Edelweiss

Musim semi
Chapter #39

Bertaut (20A)

Rangga, Rayhan, Vernon dan Kelvin sampai di sebuah rumah yang tidak berada jauh dari Malioboro. Rumah berwarna putih bergaya kolonial yang memiliki jendela besar dan pagar besinya sudah sedikit berkarat, membuat rumah itu tampak sedikit tidak terurus dari depan.

Vernon masih diam di sebelah kursi kemudi, memastikan bahwa alamat yang di berikan Mama nya bahwa itu rumah Papa nya adalah benar. Vernon masih enggan untuk turun, ia malah terus memperhatikan rumah itu dari dalam mobil.

Pikirannya berkecamuk antara siap dan tidak siap bertemu Ayah kandungnya, ada banyak hal yang sedikit Vernon cemaskan. Seperti, ia takut kecewa akan penolakan Ayahnya, Ayahnya lupa jika memiliki seorang anak laki-laki atau ia yang tidak siap mendengar alasan orang tua nya berpisah.

“Benar ini alamatnya, Ver?” tanya Rangga membuka pembicaraan di antara mereka.

Vernon mengangguk “benar, Mas. Yang ini rumahnya kalo dari alamatnya sih.”

Rangga mengangguk kecil, ia mematikan mesin mobil dan membuka seatbelt miliknya untuk segera keluar dari sana.

“Ya Udah, yuk turun nunggu apa lagi?”

“Mas Rangga.”

Rangga tidak menyahut ia hanya menaikan satu alisnya saja.

“Gue takut di usir.”

“Yaelah, Ver. Lo belum perang aja udah takut. Kita udah sampe sini masa balik lagi? Bokap lo gak mungkin ngusir lo,” ucap Rayhan yang jadi geregetan sendiri.

“Bukan gitu, Ray. Lo gak ngerti sih. Bertahun-tahun gue sama dia gak ketemu, apa gak aneh kalo tiba-tiba di siang bolong begini gue dateng dan ngaku sebagai anaknya? Aneh kan? Apa bakalan percaya?” jelas Vernon.

Kelvin hanya diam saja sembari menepuk-nepuk pundak Vernon agar temanya itu sedikit lebih tenang. Kelvin juga sedang dalam mood yang buruk pasca kandasnya hubungannya dengan Raya.

“Kita gak akan tau gimana reaksi beliau kalo lo sendiri gak nemuin Ayah lo, Ver,” ucap Rangga menengahi.

“Iya juga sih, Mas.”

“Masuk aja dulu, lo bawa bukti yang buat beliau yakin kan?”

“Foto bayi gue sama nyokap.”

Rangga mengangguk “ya udah ayo, tunggu apa lagi.”

Rangga dan Rayhan turun lebih dulu, sementara Vernon masih tertunduk merenung sampai akhirnya Kelvin menepuk pundak Vernon agar temanya itu segera sadar dan turun.

Mereka masuk ke pekarangan rumah itu, pagarnya tidak di kunci. Pintu depan juga di buka kecil jadi mereka bisa mengintip dari luar bagaimana isi dalam rumah itu samar-samar.

Karena Kelvin yang berada di depan, akhirnya Kelvin yang mengetuk pintu rumah itu lebih dulu. Tidak membutuhkan waktu lama bagi keempatnya, pintu terbuka lebar menampakan seorang Pria bertubuh tegap dengan wajah nyaris serupa dengan Vernon.

Hidungnya mancung, kulitnya putih dengan setengah rambut yang sudah sedikit beruban, rahang nya yang tegas seperti menyiratkan ketampanan di masa lalu yang masih bertahan hingga di usianya yang sudah tidak muda lagi.
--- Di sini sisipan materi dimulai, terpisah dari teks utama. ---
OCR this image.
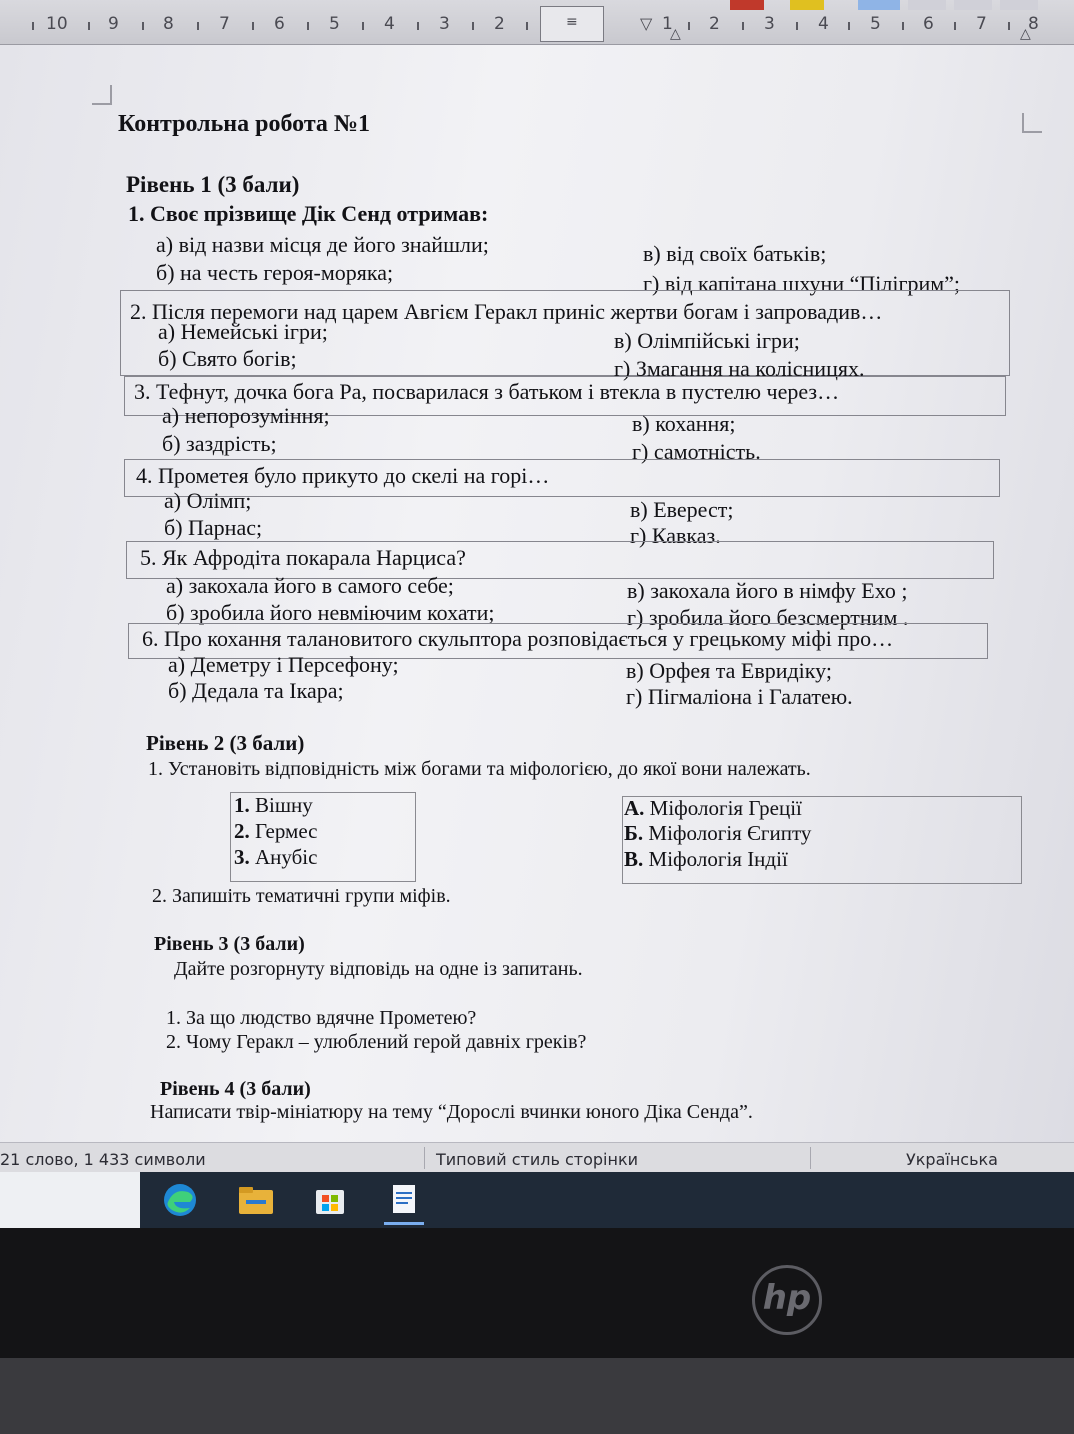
10 9	8	7	6	5	4	3	2	≡	▽ 1
△ 2	3	4 5 6 7 8
△
Контрольна робота №1
Рівень 1 (3 бали)
1. Своє прізвище Дік Сенд отримав:
а) від назви місця де його знайшли;
б) на честь героя-моряка;
в) від своїх батьків;
г) від капітана шхуни “Пілігрим”;
2. Після перемоги над царем Авгієм Геракл приніс жертви богам і запровадив…
а) Немейські ігри;
б) Свято богів;
в) Олімпійські ігри;
г) Змагання на колісницях.
3. Тефнут, дочка бога Ра, посварилася з батьком і втекла в пустелю через…
а) непорозуміння;
б) заздрість;
в) кохання;
г) самотність.
4. Прометея було прикуто до скелі на горі…
а) Олімп;
б) Парнас;
в) Еверест;
г) Кавказ.
5. Як Афродіта покарала Нарциса?
а) закохала його в самого себе;
б) зробила його невміючим кохати;
в) закохала його в німфу Ехо ;
г) зробила його безсмертним .
6. Про кохання талановитого скульптора розповідається у грецькому міфі про…
а) Деметру і Персефону;
б) Дедала та Ікара;
в) Орфея та Евридіку;
г) Пігмаліона і Галатею.
Рівень 2 (3 бали)
1. Установіть відповідність між богами та міфологією, до якої вони належать.
1. Вішну
2. Гермес
3. Анубіс
А. Міфологія Греції
Б. Міфологія Єгипту
В. Міфологія Індії
2. Запишіть тематичні групи міфів.
Рівень 3 (3 бали)
Дайте розгорнуту відповідь на одне із запитань.
1. За що людство вдячне Прометею?
2. Чому Геракл – улюблений герой давніх греків?
Рівень 4 (3 бали)
Написати твір-мініатюру на тему “Дорослі вчинки юного Діка Сенда”.
21 слово, 1 433 символи	Типовий стиль сторінки	Українська
hp
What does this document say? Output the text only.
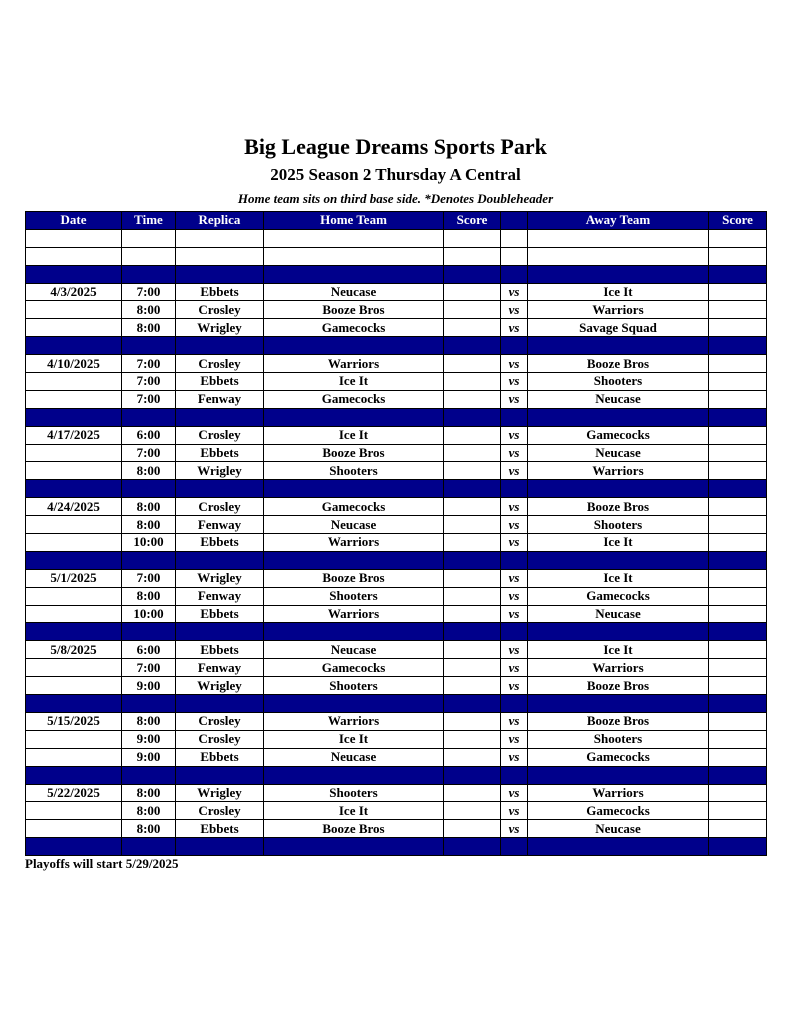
Big League Dreams Sports Park
2025 Season 2 Thursday A Central
Home team sits on third base side. *Denotes Doubleheader
Date	Time	Replica	Home Team	Score		Away Team	Score

4/3/2025	7:00	Ebbets	Neucase		vs	Ice It	
	8:00	Crosley	Booze Bros		vs	Warriors	
	8:00	Wrigley	Gamecocks		vs	Savage Squad	

4/10/2025	7:00	Crosley	Warriors		vs	Booze Bros	
	7:00	Ebbets	Ice It		vs	Shooters	
	7:00	Fenway	Gamecocks		vs	Neucase	

4/17/2025	6:00	Crosley	Ice It		vs	Gamecocks	
	7:00	Ebbets	Booze Bros		vs	Neucase	
	8:00	Wrigley	Shooters		vs	Warriors	

4/24/2025	8:00	Crosley	Gamecocks		vs	Booze Bros	
	8:00	Fenway	Neucase		vs	Shooters	
	10:00	Ebbets	Warriors		vs	Ice It	

5/1/2025	7:00	Wrigley	Booze Bros		vs	Ice It	
	8:00	Fenway	Shooters		vs	Gamecocks	
	10:00	Ebbets	Warriors		vs	Neucase	

5/8/2025	6:00	Ebbets	Neucase		vs	Ice It	
	7:00	Fenway	Gamecocks		vs	Warriors	
	9:00	Wrigley	Shooters		vs	Booze Bros	

5/15/2025	8:00	Crosley	Warriors		vs	Booze Bros	
	9:00	Crosley	Ice It		vs	Shooters	
	9:00	Ebbets	Neucase		vs	Gamecocks	

5/22/2025	8:00	Wrigley	Shooters		vs	Warriors	
	8:00	Crosley	Ice It		vs	Gamecocks	
	8:00	Ebbets	Booze Bros		vs	Neucase	

Playoffs will start 5/29/2025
Pria itu tersenyum pada mereka.

“Cari siapa?” ucapnya.

“Ini benar kediaman bapak Ahya Horrison?” tanya Kelvin.

Pria itu mengangguk pelan, setelah menjelaskan maksud kedatangan mereka. Pria itu mengizinkan keempatnya masuk ke dalam rumah, di dalam rumah itu masih banyak sekali buku-buku tua yang masih tersisa walau kertasnya sedikit menguning, berjejer rapih pada sebuah rak buku besar di dekat kursi ruang tamu.

Selain itu banyak piagam serta piala dan foto-foto pria itu bersama tokoh-tokoh penting, dari interior dan cara penataan barang pada rumah ini saja Rangga sudah bisa menebak jika Ayah Vernon pecinta barang-barang klasik dan seorang yang hebat, di lihat dari banyaknya penghargaan yang beliau pajang pada dinding di ruang tamu rumahnya.